Но иногда и калечат, неотвязно и вновь прокатывая картины невзгод, неудач (любовных, в частности), шоковых ситуаций и стрессов.

И здесь нам на помощь приходят видеослайды и видеоленты других, побывавших в тех же самых водах той же самой реки по имени факт (Маяковский), но переживших свои крестные муки несколько иначе.

Это «иначе» и позволяет изменить вибрации страдающих светоформ. На нашем видеоэкране, напичканном мрачными шарами, квадратами и треугольниками, появляются иные расцветки тех же фигур, экран перестает дрожать яростно, и вот уже жить стало легче, жить стало веселее, товарищи!

Подобно кошкам и собакам, уверенно отыскивающим нужную им лечебную траву, набрасывается художник на палитру и останавливается только тогда, когда его видеоэкраны насытятся недостающими ему цветовыми гаммами. Но лишний раз следует вспомнить, что цвет как физическое явление не существует. Разноцветье радуги, как это не обидно, всего лишь различия в частоте резонансных вибраций коры головного мозга. Части радуги,   несомненно,   отличаются   друг от друга, но отнюдь не цветом. Работа с детьми-дальтониками показывает, что и они выделяют примерно те же части целого, но их личный резонанс на видеосигналы формирует в коре головного мозга специфические энергии иной частоты.

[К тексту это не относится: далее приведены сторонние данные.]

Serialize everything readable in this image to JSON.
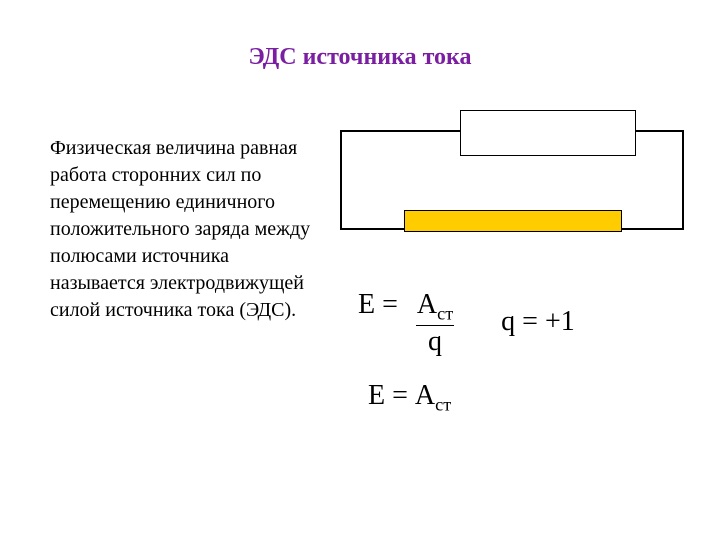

Считается, что Львам не хватает оранжевых и желтых лучей. Я — Львица (дразнили в детстве Львика — сокр. от Альвика), и я — художник. Мои первые работы выставлялись еще в старой Третьяковке, когда мне было 12 лет. Я действительно люблю оранжевое и желтое. Возможно, именно поэтому закаторазглядывание стало с очень раннего детства моим любимым занятием. Костры, огни, камни завладели моим сердцем гораздо раньше, чем я узнала, что у меня есть сердце. В сказках с бесконечными продолжениями, которые я сочиняла у вечернего костра своим верным рыцарям Савелию Пассеку и Валерию Редько, постоянно появлялись вулканы, жар-птицы, радуги, северные сияния и прочие огнедышащие части нашей Вселенной.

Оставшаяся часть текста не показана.